Según fuentes conocedoras del encuentro, la reunión se celebró este martes en la sede del Tesoro con un objetivo claro, advertir al sector financiero sobre el potencial impacto de los nuevos modelos de inteligencia artificial desarrollados por Anthropic.
Miedo a una nueva ola de ciberataques
En el centro de la preocupación está Mythos, el último sistema de IA de la compañía, que —según trasladaron las autoridades— podría facilitar ataques más sofisticados, automatizados y difíciles de detectar.

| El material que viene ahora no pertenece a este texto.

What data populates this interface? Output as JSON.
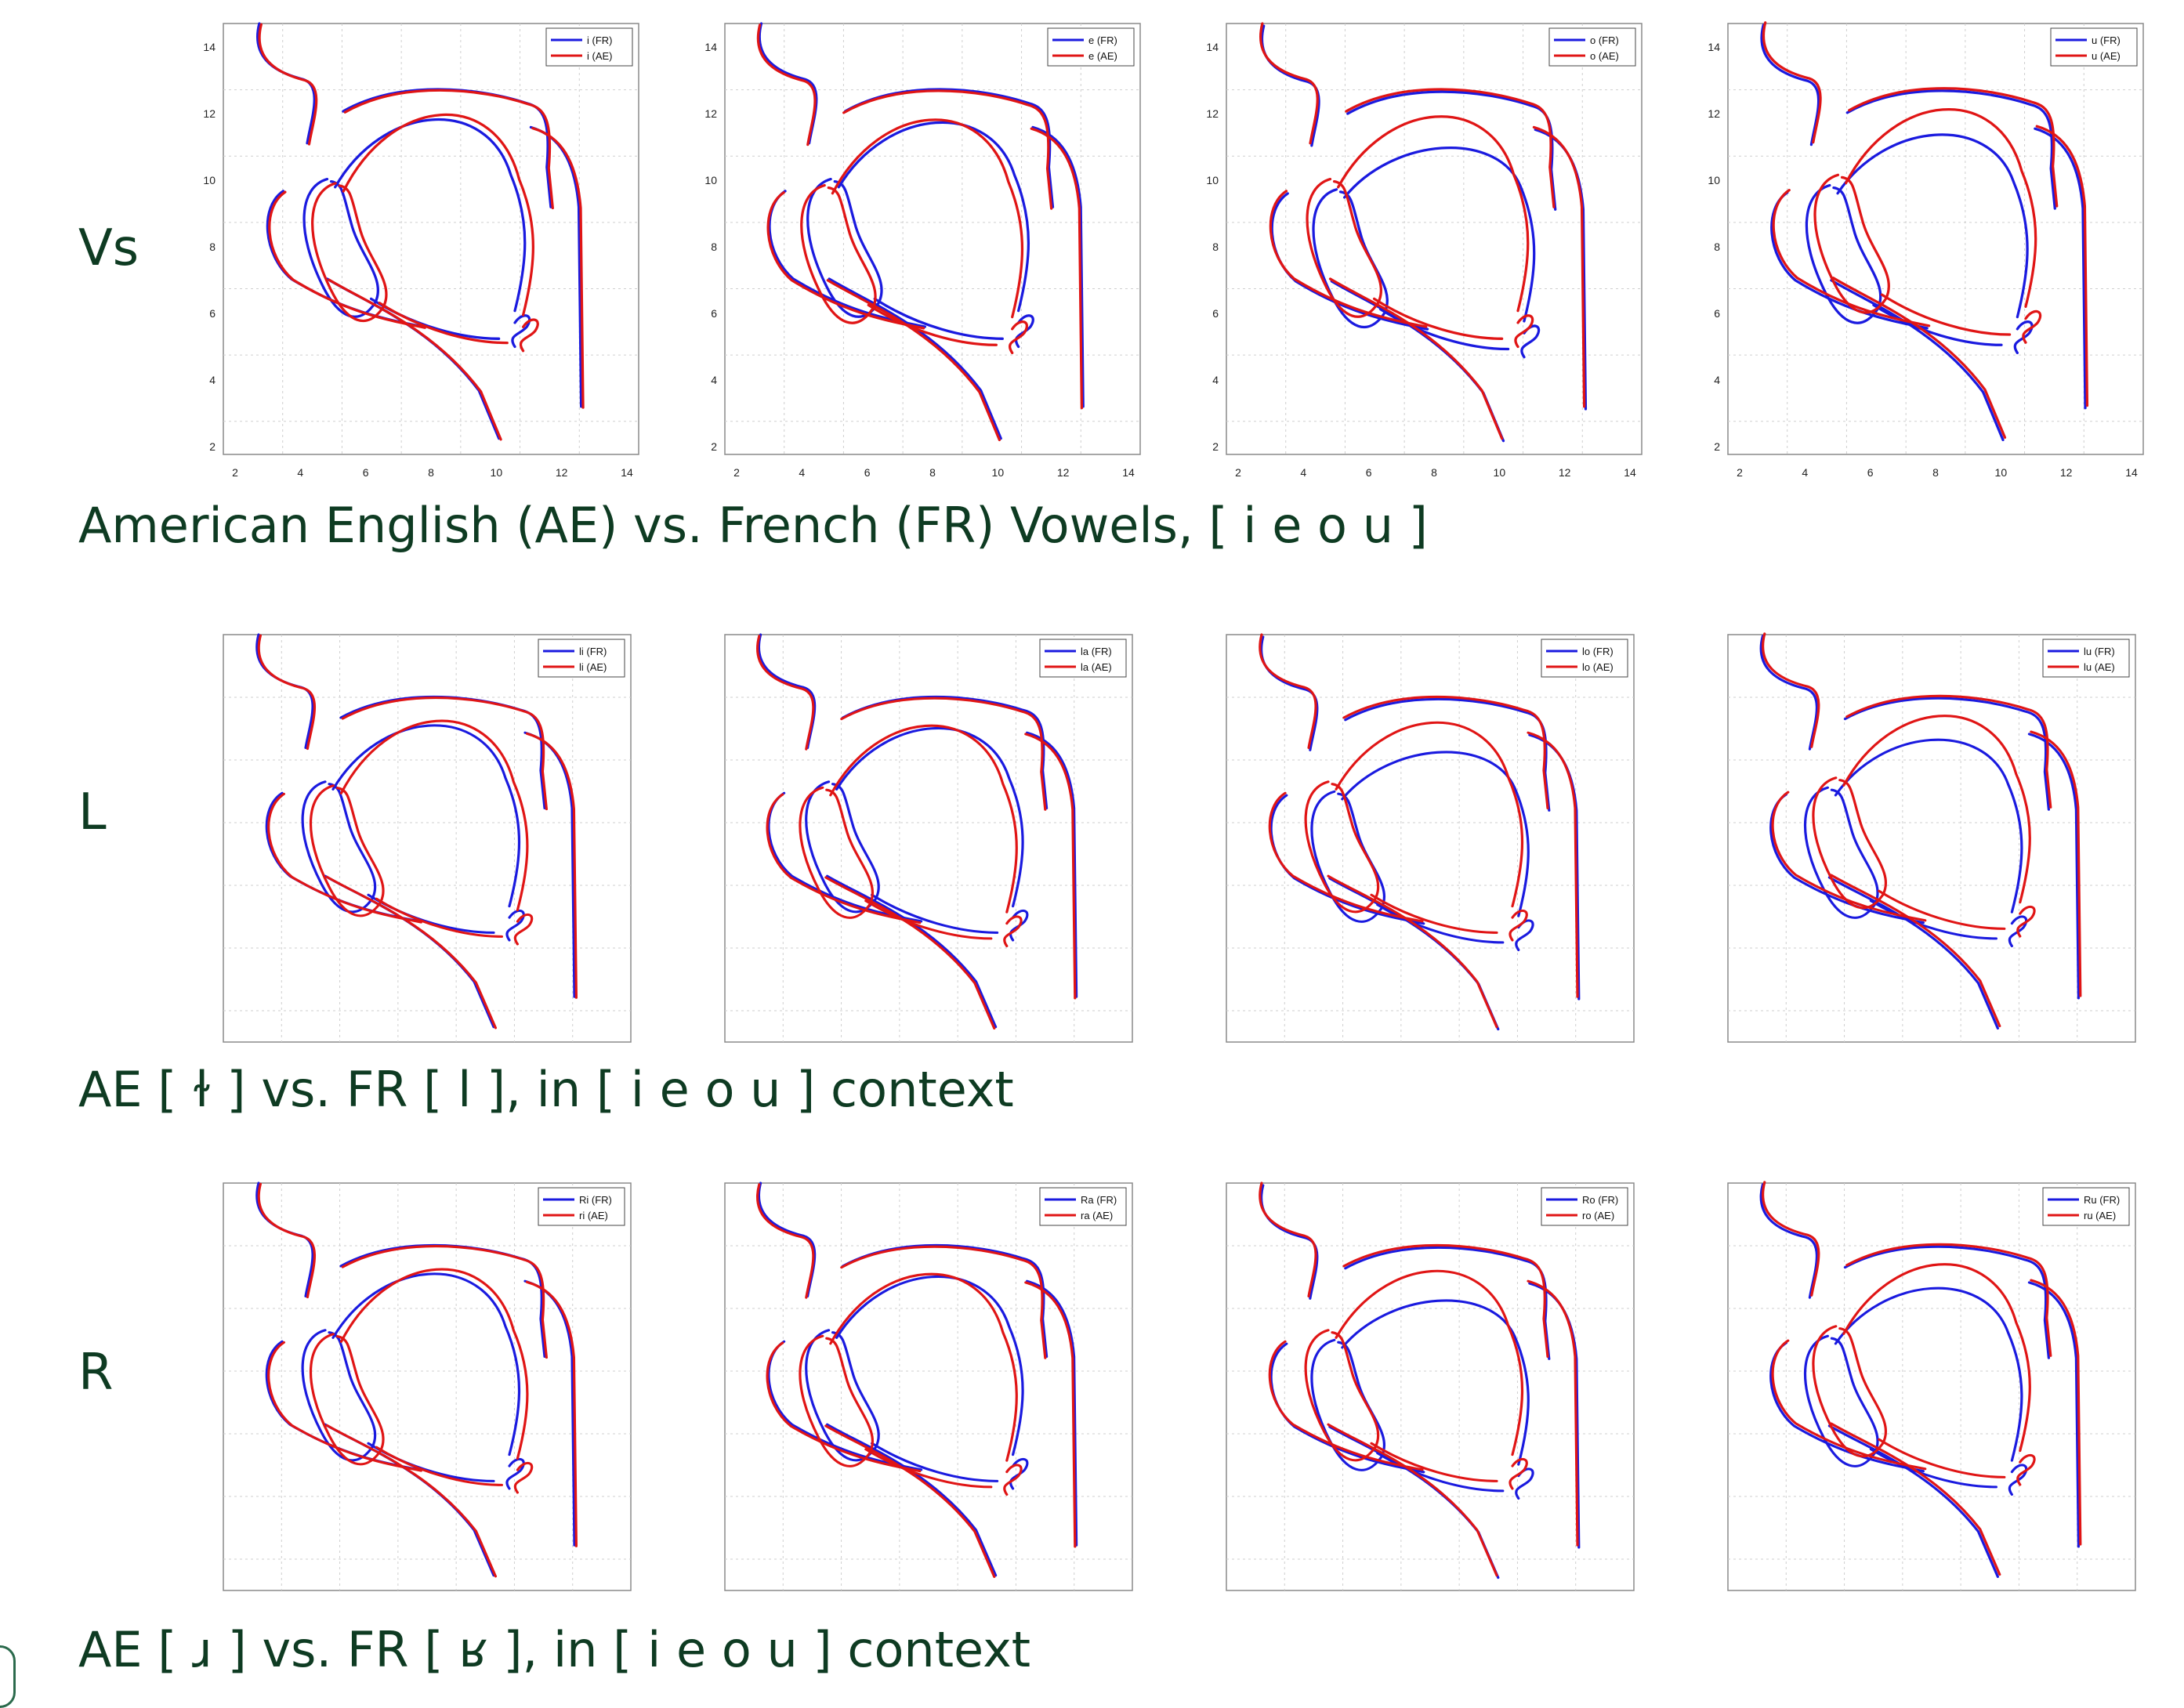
{
  "rows": [
    {
      "label": "Vs",
      "caption": "American English (AE) vs. French (FR) Vowels, [ i e o u ]",
      "ticks": true,
      "panels": [
        {
          "legend": [
            "i (FR)",
            "i (AE)"
          ]
        },
        {
          "legend": [
            "e (FR)",
            "e (AE)"
          ]
        },
        {
          "legend": [
            "o (FR)",
            "o (AE)"
          ]
        },
        {
          "legend": [
            "u (FR)",
            "u (AE)"
          ]
        }
      ]
    },
    {
      "label": "L",
      "caption": "AE [ ɫ ] vs. FR [ l ], in [ i e o u ] context",
      "ticks": false,
      "panels": [
        {
          "legend": [
            "li (FR)",
            "li (AE)"
          ]
        },
        {
          "legend": [
            "la (FR)",
            "la (AE)"
          ]
        },
        {
          "legend": [
            "lo (FR)",
            "lo (AE)"
          ]
        },
        {
          "legend": [
            "lu (FR)",
            "lu (AE)"
          ]
        }
      ]
    },
    {
      "label": "R",
      "caption": "AE [ ɹ ] vs. FR [ ʁ ], in [ i e o u ] context",
      "ticks": false,
      "panels": [
        {
          "legend": [
            "Ri (FR)",
            "ri (AE)"
          ]
        },
        {
          "legend": [
            "Ra (FR)",
            "ra (AE)"
          ]
        },
        {
          "legend": [
            "Ro (FR)",
            "ro (AE)"
          ]
        },
        {
          "legend": [
            "Ru (FR)",
            "ru (AE)"
          ]
        }
      ]
    }
  ],
  "axis": {
    "x_ticks": [
      "2",
      "4",
      "6",
      "8",
      "10",
      "12",
      "14"
    ],
    "y_ticks": [
      "2",
      "4",
      "6",
      "8",
      "10",
      "12",
      "14"
    ]
  },
  "colors": {
    "fr": "#1a1adf",
    "ae": "#e01515",
    "text": "#0e3b22",
    "grid": "#cfcfcf"
  }
}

El mensaje de Washington a la gran banca fue directo: prepararse para un escenario en el que la inteligencia artificial multiplique las amenazas digitales. La preocupación no se limita a un modelo concreto, sino al efecto dominó que podría generar el desarrollo de tecnologías similares en otras empresas del sector.
Presión directa a Wall Street
Durante el encuentro, Bessent y Powell instaron a los bancos a reforzar sus sistemas de ciberseguridad y anticiparse a posibles vulnerabilidades, en un contexto en el que la velocidad de evolución de la IA está superando la capacidad de adaptación de muchas instituciones.
El movimiento refleja un cambio de tono en las autoridades estadounidenses, que pasan de ver la inteligencia artificial como una oportunidad a tratarla también como un riesgo sistémico para la estabilidad financiera.
Aunque la reunión se centró en entidades financieras, el aviso tiene implicaciones mucho más amplias. La preocupación en Washington apunta a que la nueva generación de IA no solo transformará la economía, sino que también podría redefinir el equilibrio en el terreno de la ciberseguridad a escala global.